Transgender Freemasons a rank move for equality?
THE Freemasons’ decision to welcome transgender brethren to its ranks might indicate that, after centuries of resisting change and social progress, the Brotherhood has put one toe on the threshold of the 21st century.
But while it is about to extend the famous Freemason handshake to transgender men – ie, women who were born female but now identify as men and, even more startlingly perhaps, to men who have transitioned to female (once they originally joined their Lodge as men) – the ban on natural-born women is still set in stone.
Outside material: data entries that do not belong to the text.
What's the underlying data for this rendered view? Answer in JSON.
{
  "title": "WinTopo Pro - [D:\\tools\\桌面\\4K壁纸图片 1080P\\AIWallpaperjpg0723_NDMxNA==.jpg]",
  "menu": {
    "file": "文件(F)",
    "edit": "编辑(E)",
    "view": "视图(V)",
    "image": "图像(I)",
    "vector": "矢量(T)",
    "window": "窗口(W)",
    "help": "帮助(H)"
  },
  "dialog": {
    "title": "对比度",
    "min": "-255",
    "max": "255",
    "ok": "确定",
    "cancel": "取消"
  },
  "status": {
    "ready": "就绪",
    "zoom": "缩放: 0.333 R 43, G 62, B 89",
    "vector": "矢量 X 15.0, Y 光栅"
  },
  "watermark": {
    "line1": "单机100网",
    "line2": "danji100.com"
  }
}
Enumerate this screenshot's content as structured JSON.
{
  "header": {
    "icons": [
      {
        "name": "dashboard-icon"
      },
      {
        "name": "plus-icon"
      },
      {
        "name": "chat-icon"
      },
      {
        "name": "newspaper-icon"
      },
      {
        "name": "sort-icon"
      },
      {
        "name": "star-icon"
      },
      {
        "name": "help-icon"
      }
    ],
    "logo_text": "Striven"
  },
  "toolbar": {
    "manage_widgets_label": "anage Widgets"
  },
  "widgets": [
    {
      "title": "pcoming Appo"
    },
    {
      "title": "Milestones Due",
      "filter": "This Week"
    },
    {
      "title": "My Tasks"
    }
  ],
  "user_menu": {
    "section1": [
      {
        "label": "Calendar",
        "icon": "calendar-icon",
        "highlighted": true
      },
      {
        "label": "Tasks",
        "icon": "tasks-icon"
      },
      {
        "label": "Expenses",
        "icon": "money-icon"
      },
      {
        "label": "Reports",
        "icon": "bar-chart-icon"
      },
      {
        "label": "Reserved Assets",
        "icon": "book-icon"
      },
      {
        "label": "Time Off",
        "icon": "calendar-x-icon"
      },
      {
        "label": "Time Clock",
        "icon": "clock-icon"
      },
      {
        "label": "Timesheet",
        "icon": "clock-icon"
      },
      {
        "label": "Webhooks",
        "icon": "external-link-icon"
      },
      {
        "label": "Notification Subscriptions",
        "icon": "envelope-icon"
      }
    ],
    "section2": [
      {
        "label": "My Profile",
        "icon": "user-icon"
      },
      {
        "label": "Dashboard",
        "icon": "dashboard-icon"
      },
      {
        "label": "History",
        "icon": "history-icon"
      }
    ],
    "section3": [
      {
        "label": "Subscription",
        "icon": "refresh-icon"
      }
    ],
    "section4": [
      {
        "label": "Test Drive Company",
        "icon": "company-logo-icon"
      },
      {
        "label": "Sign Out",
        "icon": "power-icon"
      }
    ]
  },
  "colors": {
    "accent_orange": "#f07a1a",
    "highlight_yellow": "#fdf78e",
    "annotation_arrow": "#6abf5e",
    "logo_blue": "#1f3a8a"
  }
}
Perhaps we should not be too surprised at the Freemasons remaining a bastion of male entitlement. It is after all its raison d’etre – or most of it.
Gender reassignment surgery may treat thousands of people suffering from gender dysphoria but it also may have the potential to create a new social hierarchy, whereby born women with no desire to become men are bottom of the pile, with privileged males – even if they have renounced their masculinity to become women – further up the chain.
A new social order might sound as scaremongering and outlandish as The Handmaid’s Tale but we can see its footprints in a single-sex organisation such as the Freemasons opening the doors of the Masonic lodges to transgender men but keeping them shut to women.
Certainly, transgender people experience harsh discrimination but it would be a pity if their battle for equality is won at the expense of women’s rights.